A confusion about img size

cihangxie / DI-2-FGSM

Improving Transferability of Adversarial Examples with Input Diversity

MIT License

161 stars 38 forks source link

A confusion about img size #6

Closed qilong-zhang closed 5 years ago

qilong-zhang commented 5 years ago

Hi, I'm very intersted in your paper, but I have some problems about the img shape. Could you help me? In your code, the method input_diversity() will return padded or input_tensor. For padded, the code is

padded = tf.pad(rescaled, [[0, 0], [pad_top, pad_bottom], [pad_left, pad_right], [0, 0]], constant_values=0.)
padded.set_shape((input_tensor.shape[0], FLAGS.image_resize, FLAGS.image_resize, 3))

and from the code, we can see that the shape of padded is "batch_sizex330x330x3"

But for input_tensor

  batch_shape = [FLAGS.batch_size, FLAGS.image_height, FLAGS.image_width, 3]

  with tf.Graph().as_default():
    # Prepare graph
    x_input = tf.placeholder(tf.float32, shape=batch_shape)

and from the code, we can see that the shape of input_tensor is "batch_sizex229x229x3"

Why are they different?

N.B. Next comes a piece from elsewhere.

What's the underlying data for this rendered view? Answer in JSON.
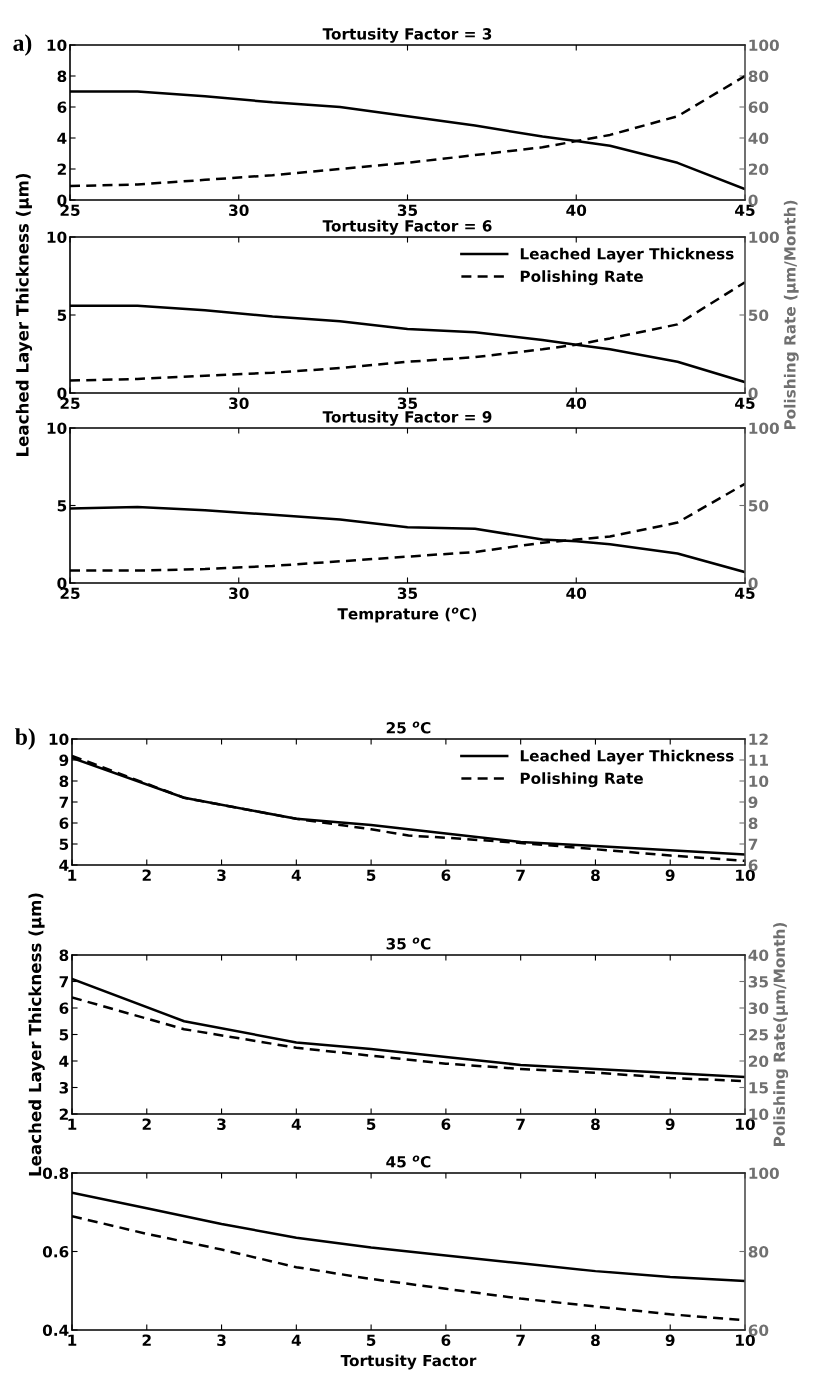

Is it ok?

cihangxie commented 5 years ago

Thanks for your interest in our work.

The input diversity is instantiated as a layer inside the network. So it is okay for input_tensor and padded_tensor to have different shapes

qilong-zhang commented 5 years ago

@cihangxie Hi, thank you for your reply! but I still don't understand this sentence "The input diversity is instantiated as a layer inside the network. " If the perturbation is generated from padded, then the perturbation's shape will be [330,330,3]。It's ok add this perturbation to the same shape(padded), but the original img is [299,299,3]。 How can you add to the original img? or when you test the accuracy of attack success, you using [330,330,3] img to calculate the result?

cihangxie commented 5 years ago

Oh, now i understand what you are asking.

You can refer to the line here: https://github.com/cihangxie/DI-2-FGSM/blob/master/attack.py#L137 where we take the derivative of loss w.r.t. the original image (299x299x3), so the generated perturbation is also of the size 299x299x3. In this manner, you can interpret it as we resize the perturbation back to the size 299x299x3.

qilong-zhang commented 5 years ago

@cihangxie Ok, thanks! That's what I guessed before.

zjysteven commented 4 years ago

@cihangxie Hi! I have another detailed question. Is the size after rescaling (330x330 in your implementation) is the proper input size of the network? In other words, the model is supposed to take 330x330 inputs according to its architecture, right?

cihangxie commented 4 years ago

The default input size should be 299x299. But for ImageNet trained models, their performance usually will not be degraded if inputs are padded to a reasonably larger size (but too large size will significantly hurt performance)

zjysteven commented 4 years ago

I see. Thanks for the clarification!